Lowering your cholesterol
What is cholesterol?
Cholesterol is a type of fat (sometimes called lipid) found in the blood and all of the body’s cells. It plays a vital role in maintaining good cell function, but we know that too much of it can increase the risk of heart and circulation diseases (such as heart attacks and strokes).
How much is too much cholesterol?
Having type 2 diabetes increases the risk of heart disease. Therefore, your cholesterol targets are lower than if you didn’t have diabetes. You should be asked by your diabetes health care professional to have a blood test at least once a year which will measure your cholesterol levels. Ensure you ask what your results are so that you can keep track of your progress
|Total cholesterol||Under 5mmol/l|
|The total of which is bad cholesterol (LDL)||Under 3mmol/l|
|The total of which is good cholesterol (HDL)||At least 1.0mmol/l (men) and 1.2mmol/l (women)|
|Triglycerides (another type of fat in the blood)||1.7mmol/l or lower|
Where does cholesterol come from?
Most cholesterol is made by our body, but some is converted by the liver from the saturated fat that we eat. Making changes to our diet and lifestyle can help to reduce cholesterol levels by up to 10%.
Top tips to help lower your cholesterol
1. Work towards achieving a healthy weight and waist circumference
Being overweight and particularly having more weight around your middle increases your risk of heart disease. It also increases insulin resistance, one of the causes of type 2 diabetes. As well as monitoring your weight, consider measuring your waist circumference too.

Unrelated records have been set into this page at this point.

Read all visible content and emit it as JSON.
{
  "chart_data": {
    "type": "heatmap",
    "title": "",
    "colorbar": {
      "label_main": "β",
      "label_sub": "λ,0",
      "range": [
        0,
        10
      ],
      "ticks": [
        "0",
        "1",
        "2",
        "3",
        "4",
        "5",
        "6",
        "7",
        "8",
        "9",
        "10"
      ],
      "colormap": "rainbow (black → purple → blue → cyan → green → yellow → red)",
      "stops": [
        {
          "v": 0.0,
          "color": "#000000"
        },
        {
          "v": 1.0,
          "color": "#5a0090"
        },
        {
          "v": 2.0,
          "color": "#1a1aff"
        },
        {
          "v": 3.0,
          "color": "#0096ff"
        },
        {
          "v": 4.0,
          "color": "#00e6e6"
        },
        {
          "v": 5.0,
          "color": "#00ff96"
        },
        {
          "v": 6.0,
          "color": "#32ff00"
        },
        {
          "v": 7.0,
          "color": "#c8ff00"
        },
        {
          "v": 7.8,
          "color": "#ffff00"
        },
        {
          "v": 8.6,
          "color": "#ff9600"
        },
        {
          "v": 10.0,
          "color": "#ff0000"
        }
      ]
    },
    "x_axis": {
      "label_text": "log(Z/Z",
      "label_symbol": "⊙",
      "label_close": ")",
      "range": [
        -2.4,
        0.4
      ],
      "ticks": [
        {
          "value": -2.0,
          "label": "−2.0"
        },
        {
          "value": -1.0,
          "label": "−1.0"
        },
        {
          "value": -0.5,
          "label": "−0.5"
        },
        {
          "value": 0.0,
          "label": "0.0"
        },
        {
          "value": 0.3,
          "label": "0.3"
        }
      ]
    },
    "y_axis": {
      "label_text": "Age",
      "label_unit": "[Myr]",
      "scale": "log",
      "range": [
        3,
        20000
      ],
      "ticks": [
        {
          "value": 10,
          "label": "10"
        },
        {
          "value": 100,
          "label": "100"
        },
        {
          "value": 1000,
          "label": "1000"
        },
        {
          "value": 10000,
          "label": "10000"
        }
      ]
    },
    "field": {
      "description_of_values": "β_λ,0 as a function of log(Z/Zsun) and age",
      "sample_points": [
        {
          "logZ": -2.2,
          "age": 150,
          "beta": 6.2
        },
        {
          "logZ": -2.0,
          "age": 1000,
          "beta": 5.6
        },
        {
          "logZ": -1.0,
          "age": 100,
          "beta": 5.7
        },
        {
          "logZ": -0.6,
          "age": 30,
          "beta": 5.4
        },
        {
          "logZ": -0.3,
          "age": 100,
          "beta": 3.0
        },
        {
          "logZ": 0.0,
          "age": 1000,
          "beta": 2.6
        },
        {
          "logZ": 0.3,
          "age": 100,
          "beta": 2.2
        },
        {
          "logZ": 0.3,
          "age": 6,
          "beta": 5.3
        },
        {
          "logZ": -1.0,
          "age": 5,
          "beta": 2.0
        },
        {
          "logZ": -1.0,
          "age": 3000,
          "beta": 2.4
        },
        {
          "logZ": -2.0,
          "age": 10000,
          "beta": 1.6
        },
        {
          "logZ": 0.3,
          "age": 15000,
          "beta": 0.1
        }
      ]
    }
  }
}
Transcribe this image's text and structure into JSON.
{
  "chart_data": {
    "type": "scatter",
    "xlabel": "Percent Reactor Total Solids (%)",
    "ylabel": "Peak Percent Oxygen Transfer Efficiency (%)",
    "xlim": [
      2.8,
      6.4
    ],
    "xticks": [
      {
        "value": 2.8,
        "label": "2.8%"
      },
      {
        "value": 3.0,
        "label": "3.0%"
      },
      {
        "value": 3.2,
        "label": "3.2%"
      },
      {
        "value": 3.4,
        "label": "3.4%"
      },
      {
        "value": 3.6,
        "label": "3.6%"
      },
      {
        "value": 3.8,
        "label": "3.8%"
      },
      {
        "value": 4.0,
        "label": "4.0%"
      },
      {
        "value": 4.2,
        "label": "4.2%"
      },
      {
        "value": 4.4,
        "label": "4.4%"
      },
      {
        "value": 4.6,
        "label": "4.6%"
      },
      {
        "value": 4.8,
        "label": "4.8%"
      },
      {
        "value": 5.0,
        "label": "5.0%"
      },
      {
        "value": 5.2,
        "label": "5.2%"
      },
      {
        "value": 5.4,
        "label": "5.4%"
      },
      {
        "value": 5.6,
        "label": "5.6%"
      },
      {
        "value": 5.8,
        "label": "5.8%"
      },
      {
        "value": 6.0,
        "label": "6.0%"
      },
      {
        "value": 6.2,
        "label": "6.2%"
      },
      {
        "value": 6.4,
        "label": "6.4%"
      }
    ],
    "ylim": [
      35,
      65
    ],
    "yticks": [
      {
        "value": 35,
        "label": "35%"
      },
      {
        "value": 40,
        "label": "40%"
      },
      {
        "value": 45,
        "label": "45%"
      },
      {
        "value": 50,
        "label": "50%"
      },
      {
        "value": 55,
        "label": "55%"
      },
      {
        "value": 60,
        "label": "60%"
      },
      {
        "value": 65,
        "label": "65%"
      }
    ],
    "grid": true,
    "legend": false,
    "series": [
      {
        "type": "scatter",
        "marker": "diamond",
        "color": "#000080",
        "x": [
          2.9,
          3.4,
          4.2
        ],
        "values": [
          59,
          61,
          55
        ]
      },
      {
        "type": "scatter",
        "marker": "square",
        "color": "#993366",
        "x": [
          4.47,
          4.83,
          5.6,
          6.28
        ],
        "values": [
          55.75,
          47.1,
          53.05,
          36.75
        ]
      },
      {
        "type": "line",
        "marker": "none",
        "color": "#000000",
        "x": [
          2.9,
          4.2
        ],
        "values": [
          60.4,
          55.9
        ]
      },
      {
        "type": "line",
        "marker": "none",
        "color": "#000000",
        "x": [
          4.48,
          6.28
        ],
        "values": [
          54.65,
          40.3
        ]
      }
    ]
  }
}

2. Reduce total fat intake and replace saturated fats with unsaturated fats
Think ‘FAT’! Reduce the Frequency you have foods high in fat, reduce the Amount you have and try to change the Type of fat by replacing saturated fats with unsaturated fats.
3. Have [at least] 5-a-day
Fruit, vegetables and all types of pulses and beans contain a range of vitamins, minerals and important fibres. Fibre helps to reduce total and bad (LDL) cholesterol by reducing the amount that is absorbed into the blood.
4. Increase activity
Physical activity can increase the good (HDL) cholesterol in your blood. Aim for 150 minutes of moderate intensity activity a week. Ideally 5 days of 30 mins, although breaking these down into 10 minutes bouts is still beneficial. You may want to consult your diabetes healthcare professional before starting an activity regime if you have high blood pressure.
5. Stop smoking
Smoking damages the walls of the blood vessels causing them to narrow and blood pressure to rise. If you are considering stopping smoking please speak to your diabetes healthcare professional or a pharmacist about the range of methods there are to help.